Note: Setting the Validity period for issued certificates on an issuing CA will determine the MAXIMUM validity period for any issued certificate, not the actual one. The actual one is determined by the Certificate Template of that certificate in case it is shorter than the CA certificate remaining lifetime period.
In this example, an issuing CA has Certificate (Version 1) valid from t=0 to t=10 and pair of public and private keys called (Key Pair X). The CA will renew its Certificate (Version 2) with the same key Pair X with validity between t=5 to t=15. The CA will renew its certificate again (Version 3) with new key pair Y with validity between t=10 to to=20.
It is also important to mention that the CA will issue certificates with validity of 5 years which is the half period of the issuing CA certificate validity period.
Let us say that a user got a certificate on t=3, it will be signed with CA Key pair X and will be valid till t =8. During the period (t=3 to t=8), the certificate can be used since the CA certificate that issue it (Version 1) is valid until t=10.
Let us assume also that a user got a certificate on t=7, it will signed with the CA key pair X and will be valid till t =12. During this period (t=7 to t=12), the certificate can be used since the CA certificate that issue it (Version 2) is valid until t = 15.
It is important to remember that the CA when renewing its certificate, it keeps the old certificate in its store in order for the certificates issued with the old one to continue been used during their validity.
In the case of a standalone CA, the definition of a validity period defines the validity period for all CA-issued certificates. In the case of an enterprise CA, the maximum validity period acts as a maximum value for any CA-issued certificates. An issued certificate is always assigned the lesser value of the remaining validity period of the CA certificate and the configured maximum validity period. In other words, if you define the maximum validity period as four years and the CA only has three years remaining in its certificate’s validity period; the validity period of a newly issued certificate is three years.

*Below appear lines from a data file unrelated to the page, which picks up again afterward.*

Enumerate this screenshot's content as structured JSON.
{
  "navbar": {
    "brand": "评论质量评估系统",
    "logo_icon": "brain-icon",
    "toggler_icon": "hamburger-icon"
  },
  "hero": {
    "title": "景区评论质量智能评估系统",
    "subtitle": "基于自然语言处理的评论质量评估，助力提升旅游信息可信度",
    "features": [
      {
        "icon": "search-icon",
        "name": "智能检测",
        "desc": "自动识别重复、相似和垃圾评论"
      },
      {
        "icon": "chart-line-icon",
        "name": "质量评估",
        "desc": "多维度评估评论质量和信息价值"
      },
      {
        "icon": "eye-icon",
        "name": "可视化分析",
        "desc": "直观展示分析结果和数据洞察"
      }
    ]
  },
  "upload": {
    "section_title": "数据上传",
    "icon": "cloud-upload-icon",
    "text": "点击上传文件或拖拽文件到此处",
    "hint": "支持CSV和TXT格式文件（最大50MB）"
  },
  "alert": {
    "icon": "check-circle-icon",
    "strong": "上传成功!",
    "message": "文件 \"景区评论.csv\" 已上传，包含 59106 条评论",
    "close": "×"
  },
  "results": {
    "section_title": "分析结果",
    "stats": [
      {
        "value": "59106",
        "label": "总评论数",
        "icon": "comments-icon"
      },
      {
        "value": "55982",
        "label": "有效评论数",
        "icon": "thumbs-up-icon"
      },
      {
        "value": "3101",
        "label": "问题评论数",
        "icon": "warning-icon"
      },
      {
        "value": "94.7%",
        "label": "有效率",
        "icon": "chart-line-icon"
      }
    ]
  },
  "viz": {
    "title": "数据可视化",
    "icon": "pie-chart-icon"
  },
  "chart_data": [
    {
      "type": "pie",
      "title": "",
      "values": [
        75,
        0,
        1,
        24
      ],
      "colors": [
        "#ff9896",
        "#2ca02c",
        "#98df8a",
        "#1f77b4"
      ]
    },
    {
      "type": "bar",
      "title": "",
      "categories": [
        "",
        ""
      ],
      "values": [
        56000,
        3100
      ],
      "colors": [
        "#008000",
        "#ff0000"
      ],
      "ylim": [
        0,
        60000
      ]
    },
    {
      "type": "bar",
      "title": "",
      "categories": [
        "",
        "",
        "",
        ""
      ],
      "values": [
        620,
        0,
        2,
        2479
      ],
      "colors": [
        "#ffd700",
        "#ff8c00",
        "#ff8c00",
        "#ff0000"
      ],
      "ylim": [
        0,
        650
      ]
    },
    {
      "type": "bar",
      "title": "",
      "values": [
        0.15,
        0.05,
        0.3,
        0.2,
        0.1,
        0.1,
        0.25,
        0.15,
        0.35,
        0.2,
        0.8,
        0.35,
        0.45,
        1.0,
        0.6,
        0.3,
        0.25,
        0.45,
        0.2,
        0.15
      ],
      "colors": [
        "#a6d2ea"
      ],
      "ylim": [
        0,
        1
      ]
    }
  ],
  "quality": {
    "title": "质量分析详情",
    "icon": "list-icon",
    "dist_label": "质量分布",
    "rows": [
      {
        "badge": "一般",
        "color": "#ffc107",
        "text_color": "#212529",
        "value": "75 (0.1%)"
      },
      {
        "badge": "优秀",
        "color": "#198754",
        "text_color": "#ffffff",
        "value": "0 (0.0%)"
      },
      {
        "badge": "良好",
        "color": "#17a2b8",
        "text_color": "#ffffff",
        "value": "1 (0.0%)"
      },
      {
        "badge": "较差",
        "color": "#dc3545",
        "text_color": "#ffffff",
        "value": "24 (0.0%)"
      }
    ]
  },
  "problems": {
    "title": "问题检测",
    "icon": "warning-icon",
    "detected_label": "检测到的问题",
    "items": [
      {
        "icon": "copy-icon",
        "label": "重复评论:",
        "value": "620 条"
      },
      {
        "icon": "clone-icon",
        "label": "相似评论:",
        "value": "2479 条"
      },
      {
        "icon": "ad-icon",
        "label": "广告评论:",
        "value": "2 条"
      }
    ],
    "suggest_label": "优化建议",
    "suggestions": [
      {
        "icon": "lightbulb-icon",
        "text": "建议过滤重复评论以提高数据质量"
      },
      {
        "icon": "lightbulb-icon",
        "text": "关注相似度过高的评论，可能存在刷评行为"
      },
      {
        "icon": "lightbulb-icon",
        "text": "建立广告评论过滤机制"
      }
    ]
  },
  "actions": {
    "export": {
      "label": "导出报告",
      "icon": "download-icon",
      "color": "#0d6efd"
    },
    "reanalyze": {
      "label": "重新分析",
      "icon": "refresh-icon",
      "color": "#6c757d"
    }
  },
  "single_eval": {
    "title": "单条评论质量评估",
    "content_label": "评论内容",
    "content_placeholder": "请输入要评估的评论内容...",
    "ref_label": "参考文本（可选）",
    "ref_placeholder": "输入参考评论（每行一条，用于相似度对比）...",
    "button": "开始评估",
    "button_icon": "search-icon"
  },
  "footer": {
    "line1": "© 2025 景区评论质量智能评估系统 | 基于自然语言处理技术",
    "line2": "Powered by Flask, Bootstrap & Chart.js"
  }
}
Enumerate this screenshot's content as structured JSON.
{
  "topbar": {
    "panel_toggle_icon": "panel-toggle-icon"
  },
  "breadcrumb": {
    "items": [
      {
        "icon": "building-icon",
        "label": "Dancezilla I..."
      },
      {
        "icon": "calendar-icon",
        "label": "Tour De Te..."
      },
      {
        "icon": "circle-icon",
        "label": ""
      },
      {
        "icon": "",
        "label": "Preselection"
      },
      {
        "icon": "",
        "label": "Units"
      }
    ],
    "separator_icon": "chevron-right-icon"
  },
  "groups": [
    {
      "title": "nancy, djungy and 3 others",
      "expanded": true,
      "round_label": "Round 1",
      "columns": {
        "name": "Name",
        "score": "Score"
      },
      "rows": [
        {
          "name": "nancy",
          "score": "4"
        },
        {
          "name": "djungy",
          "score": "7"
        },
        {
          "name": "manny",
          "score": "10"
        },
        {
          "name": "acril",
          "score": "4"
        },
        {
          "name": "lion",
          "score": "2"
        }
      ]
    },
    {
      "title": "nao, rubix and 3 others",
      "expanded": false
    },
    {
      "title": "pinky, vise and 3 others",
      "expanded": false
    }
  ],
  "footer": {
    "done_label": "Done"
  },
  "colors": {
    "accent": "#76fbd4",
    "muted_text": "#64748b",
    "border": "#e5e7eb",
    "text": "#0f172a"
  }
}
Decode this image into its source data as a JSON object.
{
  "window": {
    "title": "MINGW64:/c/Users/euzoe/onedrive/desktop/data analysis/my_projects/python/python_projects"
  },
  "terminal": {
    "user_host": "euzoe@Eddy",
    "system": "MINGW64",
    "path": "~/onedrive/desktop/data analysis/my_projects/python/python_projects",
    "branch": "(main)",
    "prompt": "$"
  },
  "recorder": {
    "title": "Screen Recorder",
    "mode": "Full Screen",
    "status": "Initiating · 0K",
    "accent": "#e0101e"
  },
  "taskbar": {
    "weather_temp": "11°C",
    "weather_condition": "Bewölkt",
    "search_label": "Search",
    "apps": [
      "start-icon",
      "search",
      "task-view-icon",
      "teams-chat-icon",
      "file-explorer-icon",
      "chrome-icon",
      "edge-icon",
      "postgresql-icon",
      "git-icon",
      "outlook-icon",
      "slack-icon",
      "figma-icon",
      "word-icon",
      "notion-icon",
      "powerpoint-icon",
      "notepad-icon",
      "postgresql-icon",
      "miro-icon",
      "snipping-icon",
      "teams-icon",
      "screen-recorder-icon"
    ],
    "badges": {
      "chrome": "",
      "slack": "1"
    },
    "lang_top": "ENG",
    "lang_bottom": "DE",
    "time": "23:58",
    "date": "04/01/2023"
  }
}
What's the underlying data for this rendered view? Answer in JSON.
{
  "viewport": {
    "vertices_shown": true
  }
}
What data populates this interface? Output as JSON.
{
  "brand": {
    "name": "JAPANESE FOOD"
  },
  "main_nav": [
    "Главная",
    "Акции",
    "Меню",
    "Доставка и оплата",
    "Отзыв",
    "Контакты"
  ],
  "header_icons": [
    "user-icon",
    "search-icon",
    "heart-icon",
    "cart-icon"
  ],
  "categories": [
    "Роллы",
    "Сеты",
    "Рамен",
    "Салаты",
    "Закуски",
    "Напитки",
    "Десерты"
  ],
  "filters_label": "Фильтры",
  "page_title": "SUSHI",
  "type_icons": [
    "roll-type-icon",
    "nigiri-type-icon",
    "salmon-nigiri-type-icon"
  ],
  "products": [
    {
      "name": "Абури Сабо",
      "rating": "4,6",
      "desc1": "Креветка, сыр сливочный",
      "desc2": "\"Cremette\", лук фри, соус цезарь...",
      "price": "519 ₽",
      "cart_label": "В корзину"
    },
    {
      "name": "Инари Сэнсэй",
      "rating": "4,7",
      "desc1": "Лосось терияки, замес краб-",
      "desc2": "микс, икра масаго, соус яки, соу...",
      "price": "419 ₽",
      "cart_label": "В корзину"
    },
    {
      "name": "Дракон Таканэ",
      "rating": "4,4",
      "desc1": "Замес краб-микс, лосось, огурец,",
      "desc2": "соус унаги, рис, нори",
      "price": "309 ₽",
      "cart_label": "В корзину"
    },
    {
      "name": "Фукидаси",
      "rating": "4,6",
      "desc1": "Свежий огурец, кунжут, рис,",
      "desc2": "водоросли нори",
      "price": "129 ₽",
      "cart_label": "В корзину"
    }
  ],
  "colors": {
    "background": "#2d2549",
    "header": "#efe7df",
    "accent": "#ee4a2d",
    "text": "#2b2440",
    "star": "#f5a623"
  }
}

In the case of an enterprise CA, another variable enters the picture. Enterprise CAs issue certificates based on certificate templates. Each certificate template has its own configured validity period. The applied validity period for certificates issued by an enterprise CA is the minimum value of the CA certificate’s remaining validity period, the CA’s maximum validity period setting, and the certificate template’s validity period.
Let me explain more here ,suppose that the CA certificate will expire in 3 years , and the CA is configured via (Certutil.exe utility) to with validity period for issued certificate equals to 4 years , and a certain certificate template is configured with validity period of 5 years .The resultant is an issued certificate with 3 years validity!